Pennsylvania Culvert Rehabilitated Without Disruption

Sept. 13, 2017

The bottom of a large (80 in. by 120 in. by 30 ft) oval corrugated metal pipe culvert, running beneath Forest Lane in East Goshen Township, Pa., had rusted out. The road is a significant connector between three main suburban Philadelphia traffic routes.

Fixing the culvert was of immediate importance because the missing invert sections could cause erosion of surrounding soils, ultimately weakening road compaction and possibly forming sinkholes.

Township Manager Rick Smith and Mark Miller, the township’s director of public works, visited the site to observe the pipe’s deterioration.

“Except for the bottom center section of the culvert, the rest was in excellent shape,” Smith said. “Replacing it (all) seemed overkill.”

The team also considered the potential complete redesign; stringent, environmentally sensitive permitting; estimated eight-week traffic disruption; and $175,000 price tag to consider for an open-cut approach. Everyone was eager to avoid that, so a trenchless solution was in order.

Nate Cline, design engineer for Pennoni Associates, the township’s consulting firm, wrote a project specification. He considered felt liner cured-in-place pipe (CIPP), fiberglass liner CIPP, spray-applied epoxy and spray-applied polyurethane.

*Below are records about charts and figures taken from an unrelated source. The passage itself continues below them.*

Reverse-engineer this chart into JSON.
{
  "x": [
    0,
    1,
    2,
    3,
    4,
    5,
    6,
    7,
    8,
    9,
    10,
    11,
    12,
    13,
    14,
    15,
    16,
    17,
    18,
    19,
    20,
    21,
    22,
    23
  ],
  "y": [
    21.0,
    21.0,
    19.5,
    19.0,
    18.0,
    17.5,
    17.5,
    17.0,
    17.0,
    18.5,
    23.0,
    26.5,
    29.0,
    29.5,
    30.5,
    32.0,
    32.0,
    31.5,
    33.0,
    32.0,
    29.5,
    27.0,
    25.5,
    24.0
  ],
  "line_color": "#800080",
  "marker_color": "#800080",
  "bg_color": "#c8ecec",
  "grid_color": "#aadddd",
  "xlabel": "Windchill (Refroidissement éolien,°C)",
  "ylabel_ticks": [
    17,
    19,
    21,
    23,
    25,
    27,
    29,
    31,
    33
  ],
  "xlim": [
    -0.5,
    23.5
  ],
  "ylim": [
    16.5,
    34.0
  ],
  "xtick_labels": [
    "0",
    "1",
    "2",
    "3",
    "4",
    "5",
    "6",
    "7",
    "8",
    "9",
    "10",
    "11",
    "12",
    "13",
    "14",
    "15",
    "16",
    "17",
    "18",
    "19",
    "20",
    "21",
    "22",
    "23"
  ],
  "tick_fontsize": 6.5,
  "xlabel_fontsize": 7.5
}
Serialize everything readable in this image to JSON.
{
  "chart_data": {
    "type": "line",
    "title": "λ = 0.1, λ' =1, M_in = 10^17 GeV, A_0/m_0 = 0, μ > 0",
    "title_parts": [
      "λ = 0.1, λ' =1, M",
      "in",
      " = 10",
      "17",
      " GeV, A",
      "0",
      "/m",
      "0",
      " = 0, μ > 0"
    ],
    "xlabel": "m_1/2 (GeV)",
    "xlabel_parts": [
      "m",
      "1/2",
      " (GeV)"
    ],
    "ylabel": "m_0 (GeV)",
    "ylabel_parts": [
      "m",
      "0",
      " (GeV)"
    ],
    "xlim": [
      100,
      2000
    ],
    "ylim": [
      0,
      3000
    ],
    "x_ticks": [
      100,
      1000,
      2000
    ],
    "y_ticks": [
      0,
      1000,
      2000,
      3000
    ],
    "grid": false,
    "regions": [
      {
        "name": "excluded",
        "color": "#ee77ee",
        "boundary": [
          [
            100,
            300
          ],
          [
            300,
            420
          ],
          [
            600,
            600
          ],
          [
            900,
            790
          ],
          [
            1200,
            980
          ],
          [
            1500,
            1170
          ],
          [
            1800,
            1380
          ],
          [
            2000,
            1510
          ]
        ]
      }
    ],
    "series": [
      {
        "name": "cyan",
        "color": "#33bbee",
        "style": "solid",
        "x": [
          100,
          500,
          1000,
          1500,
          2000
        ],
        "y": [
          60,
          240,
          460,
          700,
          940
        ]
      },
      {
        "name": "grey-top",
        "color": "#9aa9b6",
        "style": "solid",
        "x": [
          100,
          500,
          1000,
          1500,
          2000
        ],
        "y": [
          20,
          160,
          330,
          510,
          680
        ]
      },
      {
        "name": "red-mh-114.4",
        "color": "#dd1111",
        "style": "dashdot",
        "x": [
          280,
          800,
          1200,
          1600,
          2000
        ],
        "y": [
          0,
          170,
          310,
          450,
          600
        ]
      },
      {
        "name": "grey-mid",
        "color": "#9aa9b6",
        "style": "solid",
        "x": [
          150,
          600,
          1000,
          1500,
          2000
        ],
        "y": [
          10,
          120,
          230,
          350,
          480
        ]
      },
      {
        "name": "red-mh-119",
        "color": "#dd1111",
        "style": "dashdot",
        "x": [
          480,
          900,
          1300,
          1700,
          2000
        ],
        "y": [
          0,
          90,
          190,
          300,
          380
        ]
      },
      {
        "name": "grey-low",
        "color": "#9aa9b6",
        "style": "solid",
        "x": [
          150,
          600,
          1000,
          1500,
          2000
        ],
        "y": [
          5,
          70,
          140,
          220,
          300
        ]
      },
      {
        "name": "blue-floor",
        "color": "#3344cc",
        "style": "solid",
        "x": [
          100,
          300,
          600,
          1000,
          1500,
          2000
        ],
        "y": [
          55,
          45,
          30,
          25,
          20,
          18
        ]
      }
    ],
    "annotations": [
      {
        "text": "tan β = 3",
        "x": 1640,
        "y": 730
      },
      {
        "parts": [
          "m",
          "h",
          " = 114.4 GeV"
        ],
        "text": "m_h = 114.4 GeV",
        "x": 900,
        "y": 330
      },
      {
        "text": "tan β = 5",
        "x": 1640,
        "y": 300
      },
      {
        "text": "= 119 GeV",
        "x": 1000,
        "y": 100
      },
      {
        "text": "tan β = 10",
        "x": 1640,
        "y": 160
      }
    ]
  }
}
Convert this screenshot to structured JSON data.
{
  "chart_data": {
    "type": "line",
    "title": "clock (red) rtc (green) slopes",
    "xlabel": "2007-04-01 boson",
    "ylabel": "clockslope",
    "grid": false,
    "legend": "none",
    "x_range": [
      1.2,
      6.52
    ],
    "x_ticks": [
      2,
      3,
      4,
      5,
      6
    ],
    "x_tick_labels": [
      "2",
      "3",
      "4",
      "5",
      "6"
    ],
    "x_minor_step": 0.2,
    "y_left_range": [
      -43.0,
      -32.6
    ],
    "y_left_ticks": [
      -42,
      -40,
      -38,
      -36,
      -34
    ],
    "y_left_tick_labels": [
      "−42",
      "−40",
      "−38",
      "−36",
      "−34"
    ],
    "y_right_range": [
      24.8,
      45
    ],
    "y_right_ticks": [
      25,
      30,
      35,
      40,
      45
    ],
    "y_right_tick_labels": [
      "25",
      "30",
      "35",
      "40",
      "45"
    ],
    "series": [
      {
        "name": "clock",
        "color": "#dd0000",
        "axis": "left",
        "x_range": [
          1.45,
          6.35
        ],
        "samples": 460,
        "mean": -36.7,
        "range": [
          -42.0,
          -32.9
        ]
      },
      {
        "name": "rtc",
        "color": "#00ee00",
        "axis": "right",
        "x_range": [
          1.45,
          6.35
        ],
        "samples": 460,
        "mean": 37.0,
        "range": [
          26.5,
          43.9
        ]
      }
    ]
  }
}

Abel Recon of Mountville, Pa., bid $66,000, nearly one-third of the estimate for traditional methods. This included bypass pumping to temporarily relocate active stream flow, and the installation of 600 mils of Sprayroq’s Spraywall structural polyurethane product. Groundwater pressure forcing soil through the missing pipe sections was eliminated with a cement waterstop mix, profiled to the host structure.

East Goshen was pleased with the single-day setup and installation, which required only the placement of traffic cones, rather than road closures and detours. The product allowed for simplified environmental permitting and engineering, as well as cost savings. Its third-party-verified performance gave Smith and the township confidence that the expenditure was a long-term investment.